Jan took him out on the porch and pointed to the construction on the hill.
“I wouldn’t have lived in that place, either.” Harp laughed.
She agreed with a nod.
“Your boys are a few days behind me with the wagons. They are anxious to get here for a reunion with their wives.”
“We will have a real one for them.”
“Oh, and thanks. Dad said you solved the raiders’ problem, and have got all of them in jail.”
“It wasn’t easy. We need to get past our wanting to deal with it ourselves, using Judge Rope. Texas has lots of crime and we needed to do this right. Once we get one more of the main ones in jail, I’ll be satisfied. Oh, and I bought thirty sections north of here for eight dollars an acre in a foreclosure deal.”
“Is it Four Star now?”
They laughed.
That evening he and Harp talked about forming two companies. Ranching and the other a separate company handling the cattle.
Harp agreed. “We need to be full-time ranchers and have a separate cattle-gathering deal.”
“Remember I told you about Clyde Nelson, and the far southwest section that has a lake on it that he wants to sell? You need to buy it.”
“I’ll do it.”
“I mailed you the information.”
“Long, I am amazed at you and what you are getting done. You were the guy who told me they could stick herding out of sight.”
“Sometimes you have to grow up. I cut out and went to see the shining mountains, something I needed to get out of my blood. When you talked about Katy waiting for you at that store and not knowing why, but it working out the way it did.

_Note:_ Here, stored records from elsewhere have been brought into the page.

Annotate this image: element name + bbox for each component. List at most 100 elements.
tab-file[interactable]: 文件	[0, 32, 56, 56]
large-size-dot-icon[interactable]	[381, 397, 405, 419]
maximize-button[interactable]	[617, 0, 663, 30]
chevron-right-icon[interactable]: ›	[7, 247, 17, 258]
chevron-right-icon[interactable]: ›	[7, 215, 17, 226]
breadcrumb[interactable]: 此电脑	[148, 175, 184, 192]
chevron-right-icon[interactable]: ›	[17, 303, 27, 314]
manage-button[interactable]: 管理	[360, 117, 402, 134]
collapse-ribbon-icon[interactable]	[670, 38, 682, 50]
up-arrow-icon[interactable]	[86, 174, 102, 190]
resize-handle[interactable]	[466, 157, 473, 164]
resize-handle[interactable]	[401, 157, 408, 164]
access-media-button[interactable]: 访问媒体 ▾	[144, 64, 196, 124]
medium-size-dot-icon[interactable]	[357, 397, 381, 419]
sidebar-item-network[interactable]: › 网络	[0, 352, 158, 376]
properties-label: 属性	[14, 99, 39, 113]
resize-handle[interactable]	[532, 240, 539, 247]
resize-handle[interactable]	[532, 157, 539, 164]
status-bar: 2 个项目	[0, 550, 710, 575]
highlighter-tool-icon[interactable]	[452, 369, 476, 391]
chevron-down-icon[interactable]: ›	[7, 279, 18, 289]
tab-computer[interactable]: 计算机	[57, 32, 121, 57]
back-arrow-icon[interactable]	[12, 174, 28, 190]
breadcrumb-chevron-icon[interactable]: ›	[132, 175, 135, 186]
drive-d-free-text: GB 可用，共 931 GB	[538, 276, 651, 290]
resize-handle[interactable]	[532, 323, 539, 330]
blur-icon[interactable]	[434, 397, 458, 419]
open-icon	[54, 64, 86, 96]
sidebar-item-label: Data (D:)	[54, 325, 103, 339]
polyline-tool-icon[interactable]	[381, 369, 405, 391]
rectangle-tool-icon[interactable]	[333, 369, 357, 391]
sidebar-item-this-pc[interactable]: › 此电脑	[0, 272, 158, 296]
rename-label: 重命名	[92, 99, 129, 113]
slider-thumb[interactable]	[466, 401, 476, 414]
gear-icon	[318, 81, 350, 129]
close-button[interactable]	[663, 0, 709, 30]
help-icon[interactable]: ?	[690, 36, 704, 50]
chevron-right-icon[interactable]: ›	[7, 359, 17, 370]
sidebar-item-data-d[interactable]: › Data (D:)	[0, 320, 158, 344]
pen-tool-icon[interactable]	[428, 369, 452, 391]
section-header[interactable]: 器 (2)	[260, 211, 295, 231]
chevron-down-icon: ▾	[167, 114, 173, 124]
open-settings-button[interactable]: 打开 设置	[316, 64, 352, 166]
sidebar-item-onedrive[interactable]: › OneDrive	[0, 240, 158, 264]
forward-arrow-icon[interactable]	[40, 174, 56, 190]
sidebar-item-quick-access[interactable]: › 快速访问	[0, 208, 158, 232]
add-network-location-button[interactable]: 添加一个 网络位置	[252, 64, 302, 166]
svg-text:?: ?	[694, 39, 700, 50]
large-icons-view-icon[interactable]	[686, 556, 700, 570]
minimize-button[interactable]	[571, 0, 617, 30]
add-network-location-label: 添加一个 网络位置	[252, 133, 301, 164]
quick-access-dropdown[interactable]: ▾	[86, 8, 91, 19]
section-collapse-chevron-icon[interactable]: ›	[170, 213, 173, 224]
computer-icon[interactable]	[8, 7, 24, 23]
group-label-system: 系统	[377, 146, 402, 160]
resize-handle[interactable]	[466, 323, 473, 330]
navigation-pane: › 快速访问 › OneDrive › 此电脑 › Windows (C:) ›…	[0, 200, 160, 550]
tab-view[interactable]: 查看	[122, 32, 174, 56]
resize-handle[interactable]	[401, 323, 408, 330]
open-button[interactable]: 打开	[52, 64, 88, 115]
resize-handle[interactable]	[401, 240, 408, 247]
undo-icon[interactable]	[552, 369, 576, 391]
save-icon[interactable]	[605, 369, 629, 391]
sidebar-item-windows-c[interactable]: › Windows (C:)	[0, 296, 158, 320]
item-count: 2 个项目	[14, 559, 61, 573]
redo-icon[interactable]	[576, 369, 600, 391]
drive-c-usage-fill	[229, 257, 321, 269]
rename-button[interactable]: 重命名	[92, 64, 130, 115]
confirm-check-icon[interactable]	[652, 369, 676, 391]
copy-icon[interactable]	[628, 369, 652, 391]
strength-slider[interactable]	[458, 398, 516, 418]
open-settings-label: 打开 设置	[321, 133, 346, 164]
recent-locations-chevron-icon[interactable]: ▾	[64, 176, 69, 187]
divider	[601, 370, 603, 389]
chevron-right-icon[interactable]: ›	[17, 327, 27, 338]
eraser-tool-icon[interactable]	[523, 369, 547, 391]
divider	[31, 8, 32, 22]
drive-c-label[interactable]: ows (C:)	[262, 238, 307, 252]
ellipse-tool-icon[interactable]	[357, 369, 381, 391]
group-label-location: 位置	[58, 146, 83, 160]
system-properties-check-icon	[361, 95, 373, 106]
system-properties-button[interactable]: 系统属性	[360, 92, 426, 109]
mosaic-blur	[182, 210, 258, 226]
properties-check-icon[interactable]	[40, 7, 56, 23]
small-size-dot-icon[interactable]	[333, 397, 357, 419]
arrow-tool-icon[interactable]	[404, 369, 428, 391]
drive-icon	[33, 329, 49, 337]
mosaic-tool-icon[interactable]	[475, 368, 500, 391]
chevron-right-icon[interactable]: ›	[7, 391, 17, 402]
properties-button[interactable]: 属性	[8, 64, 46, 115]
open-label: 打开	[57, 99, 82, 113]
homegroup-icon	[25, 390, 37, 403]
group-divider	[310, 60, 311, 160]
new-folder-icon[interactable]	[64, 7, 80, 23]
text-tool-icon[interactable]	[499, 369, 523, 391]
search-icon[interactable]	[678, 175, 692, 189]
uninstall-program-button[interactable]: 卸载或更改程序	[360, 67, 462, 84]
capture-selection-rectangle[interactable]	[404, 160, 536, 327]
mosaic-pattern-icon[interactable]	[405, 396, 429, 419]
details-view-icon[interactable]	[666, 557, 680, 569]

I wanted that for me.”
“Oh, yes, the afternoon of our lives—mine anyhow. Why they sold her in her early teens to be a wife because she was alone, a survivor of a fire, I’ll never understand. But I am glad I have her.”
“And for me—they had Jan drugged up, but she had fallen off the horse and escaped. I found her horse in the dark, and then she found me and nearly shot me, but passed out, falling on top of me. The orphan girl who had been dressed in boys’ overalls to go to school. Just think. One hour’s difference I might not have found her horse or her.”
“Dad said, either the haints or God did that to people.”
They both laughed. Jan brought them out coffee.
“Neither of you drink do you? Every man I knew, and God bless my first husband, drank. How come you two don’t?”
“Probably how Mom raised us. Every time I see a blanket-wrapped Indian drunk, I say that could be me. I have nightmares about it.”
“The time most of the boys drank was after we got done riding with Dad after Comanche to get hostages back.”
“I am not disturbed by it. Simply wondered. And I love how both of you ended up with Katy and me, both of us women with really tough back lives.”
“We got the pick of the litter.”
“This day that Lincoln put on the November calendar count on us being down for Thanksgiving and Christmas, too. Next year we will have the events up here in my new house.”
“Did you ever expect to have a house like you’re building? I saw the plans.”
“I had hungry days back then. We didn’t have much. Some neighbors fed me and my aunt or we’d have starved.”
“Long, finding you and me finding Kate was fate. But we started riding these waves when I fired the cook before we moved that small herd a foot.” Harp shook his head.
Long added, “For a while I thought he’d done the wrong thing. We had to cook after that.”
She refilled their cups. “Nice evening. Good to have you two together. It has been a long summer.”
“Amen,” Harp agreed.
With lots of things settled, Harp rode home the next day.